CPA forms a high level of stress in the human brain. Therefore, individuals, addicted to the internet, have no time to react, focus on anything or decide thoughtfully; rather, they live in a permanent crisis and in anticipation of a new friend or of a new yet insincere message. This situation may become irresistible after a while. Therefore, digital natives should enhance their multitasking experiences instead of CPA regarding technology use by developing their self-control and self-regulation skills under the influence of cognitive overload.

Steps to Combat Continuous Partial Attention Syndrome:

Turn off notifications. 

Whether its the desktop computer at your workplace or the smartphone you always carry with you, for the love of god, turn off your notifications. That constant dinging, buzzing, and vibrating whenever something happens on Facebook or you get an email is contributing to your continuous partial attention disorder. Nothing’s so important that you should be continuously distracted all day long—have people call you if its an emergency.

Build a routine. 

Consistency breeds creativity. Having a set time and place for each task (and timeboxing your activities) let’s you off the hook when it comes to “always checking in.” When you know that you check and respond to emails between 4 P.M. and 5 P.M., you are not stressing about them all through the afternoon.

Practice galumphing. 

Galumphing is doing something ordinary (taking a walk) in a frivolous, playful way (skipping, whistling a tune, doing cartwheels). A little bit of whimsy in your day-to-day life can refocus your attention and promote awareness. After all, it’s hard to check your smartphone while you’re doing a cartwheel.

Appreciate the moment. 

The mundane, everyday moments of life are integral parts of your life too. Don’t fall into the trap of treasuring only the special, exalted times in your life—you will always be disappointed. Learning to be at peace with waiting is a special skill. Waiting offers an increasingly rare experience in our always-on world—a moment to pause and reflect.

Continuous Partial Attention (CPA) for eLearning:

The takeaway for understanding the difference between multitasking and CPA is this: organizations have to try harder to mold eLearning to their learners’ natural behaviors. Organizations have two choices: They can fight for that attention share with longer, more involved modules, or cater to waning attention spans by developing custom eLearning design and configuration that works in tandem with learner behavior.

The idea of page-turning eLearning might work for multitaskers, but ultimately results in lackluster information absorption. Instead of experiencing the material fully, it’s seen as just another item on the to-do list.

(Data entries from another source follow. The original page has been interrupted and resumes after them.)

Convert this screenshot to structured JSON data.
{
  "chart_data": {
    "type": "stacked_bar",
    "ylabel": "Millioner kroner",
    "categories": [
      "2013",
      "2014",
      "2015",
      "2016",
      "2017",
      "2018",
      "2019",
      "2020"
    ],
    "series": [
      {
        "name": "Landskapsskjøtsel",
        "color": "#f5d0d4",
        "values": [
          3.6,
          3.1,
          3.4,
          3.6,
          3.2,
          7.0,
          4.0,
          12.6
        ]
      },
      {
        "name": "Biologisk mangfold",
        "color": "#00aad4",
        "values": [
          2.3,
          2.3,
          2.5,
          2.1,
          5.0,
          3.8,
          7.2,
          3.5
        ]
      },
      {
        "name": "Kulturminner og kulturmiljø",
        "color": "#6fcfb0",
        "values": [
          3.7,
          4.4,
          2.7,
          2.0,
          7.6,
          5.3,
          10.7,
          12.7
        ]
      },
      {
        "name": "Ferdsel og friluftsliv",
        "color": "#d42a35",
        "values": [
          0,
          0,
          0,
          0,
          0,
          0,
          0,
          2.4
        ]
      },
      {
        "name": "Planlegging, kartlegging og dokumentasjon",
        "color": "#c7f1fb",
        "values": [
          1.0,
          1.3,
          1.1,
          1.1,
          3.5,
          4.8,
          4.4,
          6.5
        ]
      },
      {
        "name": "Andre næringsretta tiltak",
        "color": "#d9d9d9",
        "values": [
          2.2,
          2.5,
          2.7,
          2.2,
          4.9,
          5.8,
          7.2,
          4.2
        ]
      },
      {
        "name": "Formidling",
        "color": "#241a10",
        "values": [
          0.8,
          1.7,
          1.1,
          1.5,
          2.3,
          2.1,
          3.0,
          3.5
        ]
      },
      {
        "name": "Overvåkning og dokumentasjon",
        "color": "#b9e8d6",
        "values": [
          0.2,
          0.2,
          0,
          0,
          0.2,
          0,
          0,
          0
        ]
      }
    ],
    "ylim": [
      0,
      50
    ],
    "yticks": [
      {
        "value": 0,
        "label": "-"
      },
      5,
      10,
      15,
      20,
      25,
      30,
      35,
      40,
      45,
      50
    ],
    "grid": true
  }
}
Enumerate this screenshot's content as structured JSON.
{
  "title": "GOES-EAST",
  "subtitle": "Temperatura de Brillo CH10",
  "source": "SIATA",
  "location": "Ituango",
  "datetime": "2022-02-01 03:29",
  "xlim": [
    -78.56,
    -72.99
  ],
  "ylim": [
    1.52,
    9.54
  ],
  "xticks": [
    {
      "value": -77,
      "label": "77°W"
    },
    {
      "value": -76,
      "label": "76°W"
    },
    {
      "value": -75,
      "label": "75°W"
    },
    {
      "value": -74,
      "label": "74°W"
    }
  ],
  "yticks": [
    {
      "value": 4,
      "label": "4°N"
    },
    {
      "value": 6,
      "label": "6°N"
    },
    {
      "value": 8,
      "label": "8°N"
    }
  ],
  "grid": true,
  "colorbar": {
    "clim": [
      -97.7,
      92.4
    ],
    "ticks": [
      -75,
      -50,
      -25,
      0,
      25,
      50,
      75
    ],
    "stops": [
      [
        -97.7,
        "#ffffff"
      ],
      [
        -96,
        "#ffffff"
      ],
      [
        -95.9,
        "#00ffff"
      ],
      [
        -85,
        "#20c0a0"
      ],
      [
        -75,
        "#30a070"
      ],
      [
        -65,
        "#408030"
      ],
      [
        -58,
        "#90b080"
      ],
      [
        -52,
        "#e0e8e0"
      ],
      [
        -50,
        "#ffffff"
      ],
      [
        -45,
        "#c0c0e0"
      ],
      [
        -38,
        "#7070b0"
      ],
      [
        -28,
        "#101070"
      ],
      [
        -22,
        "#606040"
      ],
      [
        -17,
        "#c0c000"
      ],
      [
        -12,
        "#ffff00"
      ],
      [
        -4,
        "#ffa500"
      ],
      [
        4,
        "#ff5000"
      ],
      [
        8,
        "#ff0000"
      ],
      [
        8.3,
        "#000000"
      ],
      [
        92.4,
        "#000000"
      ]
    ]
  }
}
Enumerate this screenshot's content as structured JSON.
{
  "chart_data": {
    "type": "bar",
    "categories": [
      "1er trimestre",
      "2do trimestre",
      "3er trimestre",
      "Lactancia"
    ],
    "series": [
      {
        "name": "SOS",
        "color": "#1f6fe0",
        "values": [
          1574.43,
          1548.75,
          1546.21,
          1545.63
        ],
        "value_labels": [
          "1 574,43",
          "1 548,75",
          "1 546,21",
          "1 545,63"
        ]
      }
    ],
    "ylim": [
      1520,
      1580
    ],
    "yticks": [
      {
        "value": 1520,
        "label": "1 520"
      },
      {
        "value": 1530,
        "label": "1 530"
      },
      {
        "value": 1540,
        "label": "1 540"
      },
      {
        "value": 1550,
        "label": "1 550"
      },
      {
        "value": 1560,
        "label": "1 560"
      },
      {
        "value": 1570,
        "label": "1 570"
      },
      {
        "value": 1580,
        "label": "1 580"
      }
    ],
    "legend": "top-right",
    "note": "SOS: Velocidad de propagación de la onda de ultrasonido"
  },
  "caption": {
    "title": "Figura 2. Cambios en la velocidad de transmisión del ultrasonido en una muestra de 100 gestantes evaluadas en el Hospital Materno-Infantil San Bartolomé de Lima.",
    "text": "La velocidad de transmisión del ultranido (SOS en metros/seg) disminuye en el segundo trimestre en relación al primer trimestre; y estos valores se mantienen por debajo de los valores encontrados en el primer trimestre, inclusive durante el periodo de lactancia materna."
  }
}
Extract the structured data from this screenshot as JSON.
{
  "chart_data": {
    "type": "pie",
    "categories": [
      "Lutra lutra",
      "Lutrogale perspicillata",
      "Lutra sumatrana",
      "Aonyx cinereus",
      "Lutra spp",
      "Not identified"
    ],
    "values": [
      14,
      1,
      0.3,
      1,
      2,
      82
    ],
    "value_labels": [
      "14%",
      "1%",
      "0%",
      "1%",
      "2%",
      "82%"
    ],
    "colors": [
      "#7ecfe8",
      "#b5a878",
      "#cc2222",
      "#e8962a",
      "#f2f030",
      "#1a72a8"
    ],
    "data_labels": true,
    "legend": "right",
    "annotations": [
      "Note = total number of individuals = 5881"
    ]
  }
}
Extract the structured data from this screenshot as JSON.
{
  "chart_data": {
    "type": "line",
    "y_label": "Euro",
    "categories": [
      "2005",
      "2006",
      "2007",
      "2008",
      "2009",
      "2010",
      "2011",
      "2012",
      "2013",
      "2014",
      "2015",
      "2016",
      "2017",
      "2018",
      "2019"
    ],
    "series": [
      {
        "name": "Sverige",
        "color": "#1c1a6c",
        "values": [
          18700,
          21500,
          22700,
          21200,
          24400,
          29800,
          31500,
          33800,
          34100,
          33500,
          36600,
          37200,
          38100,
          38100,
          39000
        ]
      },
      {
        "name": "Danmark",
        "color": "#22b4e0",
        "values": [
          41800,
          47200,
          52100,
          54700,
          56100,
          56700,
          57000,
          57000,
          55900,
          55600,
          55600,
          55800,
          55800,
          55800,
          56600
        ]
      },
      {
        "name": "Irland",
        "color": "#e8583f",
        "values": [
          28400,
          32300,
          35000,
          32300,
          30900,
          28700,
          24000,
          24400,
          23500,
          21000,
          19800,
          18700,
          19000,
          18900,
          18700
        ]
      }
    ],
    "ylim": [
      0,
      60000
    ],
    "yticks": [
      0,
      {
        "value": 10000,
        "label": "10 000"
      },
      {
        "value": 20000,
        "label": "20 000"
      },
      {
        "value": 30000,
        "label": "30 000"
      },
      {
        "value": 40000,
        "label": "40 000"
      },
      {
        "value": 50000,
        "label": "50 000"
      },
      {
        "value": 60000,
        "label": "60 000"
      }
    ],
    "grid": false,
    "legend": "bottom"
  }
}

Instead, integrating CPA delivery into existing modules in short, pithy, three-to-five minute bursts means learners can listen to an audio clip, play through a few levels on a gamified module, or watch a video, all while their attention is split. Relying less on eyes-on-the-screen eLearning means learners are more likely to tune in and, since they aren’t rushing to get through the module, actually absorb the information more effectively.